Président de l’Uniopss, grande union transversale du secteur privé non lucratif sanitaire, social et médico-social, Daniel Goldberg co-porte avec la Mutualité Française et cinq autres acteurs du monde sanitaire et médico-sociale (La CFDT, l’UNPS, l’Association des assureurs mutualistes, la FEHAP, l’UNSA), les États généraux de la santé et de la protection sociale lancés le 17 novembre dernier. Ancien député de Seine-Saint-Denis, engagé de longue date sur les sujets de logement et de solidarité, il défend avec ces États généraux une démarche singulière : partir de la parole des citoyens et des territoires pour remettre la santé et la protection sociale au cœur du débat public, à l’approche des échéances électorales de 2026 (municipale et sénatoriale) et 2027 (présidentielle). Il en détaille les enjeux pour La Veille Acteurs de Santé.
Propos recueillis par Renaud Degas
Pourquoi l’Uniopss a-t-elle choisi de s’associer à ces États généraux proposés par la Mutualité Française ?
Daniel Goldberg : L’ADN de l’Uniopss, c’est la transversalité. Nous rassemblons des grandes fédérations sanitaires et médico-sociales, des associations de soins, d’addictologie, d’habitat accompagné, des centres de santé, des acteurs du handicap, du grand âge, du domicile… Bref, tout un pan du secteur non lucratif qui met en œuvre les politiques publiques sur le terrain.
Dans un contexte de fractures sociales et territoriales, de débat public atrophié et de défiance généralisée, nous considérons que nous avons une responsabilité particulière. Non pas pour ajouter un plaidoyer de plus à ceux que nous produisons déjà sur les lois de finances ou de financement de la Sécurité sociale, mais pour créer un espace où les Françaises et les Français peuvent reprendre la parole sur la santé et la protection sociale.
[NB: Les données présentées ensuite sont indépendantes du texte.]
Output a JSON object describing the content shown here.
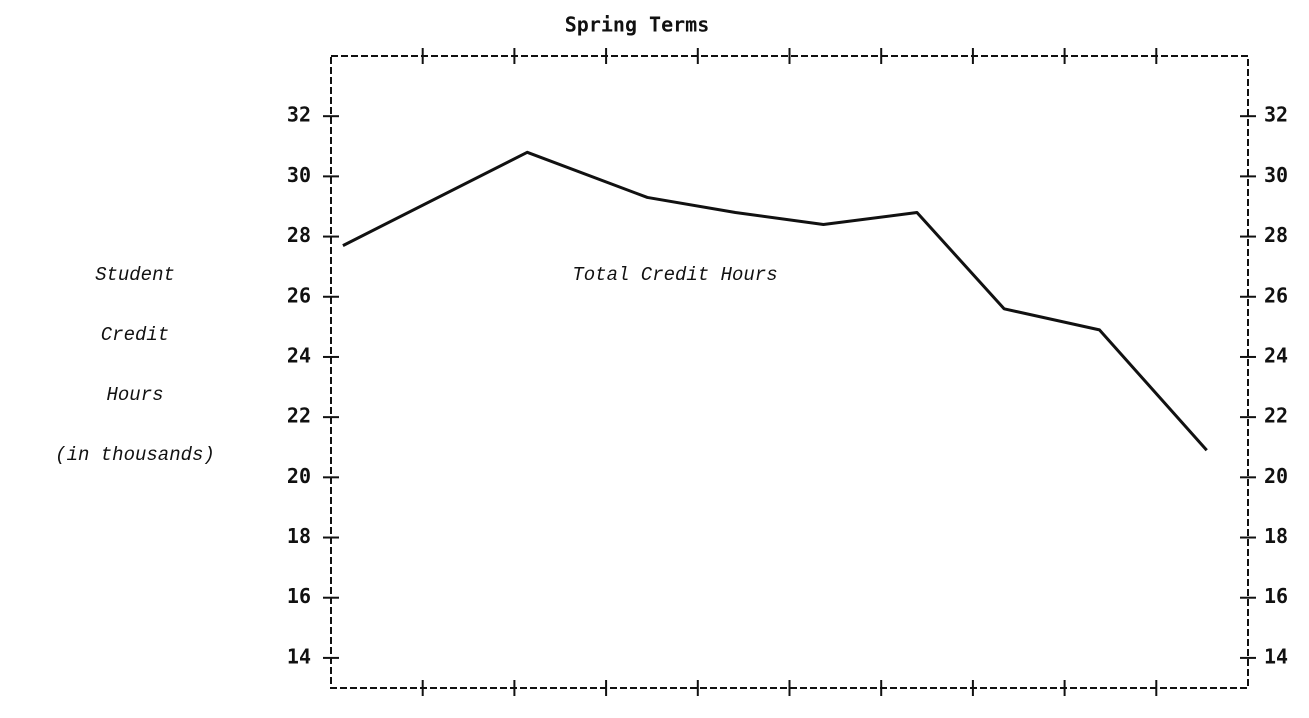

Notre légitimité, c’est à la fois l’expérience de terrain et la capacité à organiser ce débat de manière structurée.
Vous parlez d’une « non-effectivité des droits ». Quel est, pour vous, le symptôme le plus criant de la crise actuelle ?
D.G. : Sur le papier, notre modèle est remarquablement protecteur : chacun a droit à une consultation, à un accompagnement en cas de handicap ou de perte d’autonomie, à des services à domicile… Mais, dans les faits, ce droit n’est pas toujours effectif.
Très concrètement, dans les réseaux que je préside, des directrices et directeurs d’établissements ou de services me disent : « On a une notification d’heures d’aide à domicile, mais on ne peut pas intervenir : nous n’avons ni les moyens financiers, ni les professionnels ». Même chose pour l’accueil en structure handicap, pour l’accès à un EHPAD dans certains territoires.
Ce décalage entre le droit théorique et la réalité vécue est profondément destructeur pour la société. Il nourrit la colère et la perte de confiance dans les institutions, et il s’ajoute à une crise plus large du fonctionnement des services publics. Nous devons l’entendre et l’écouter. Et recueillir toutes les suggestions et propositions pour y remédier.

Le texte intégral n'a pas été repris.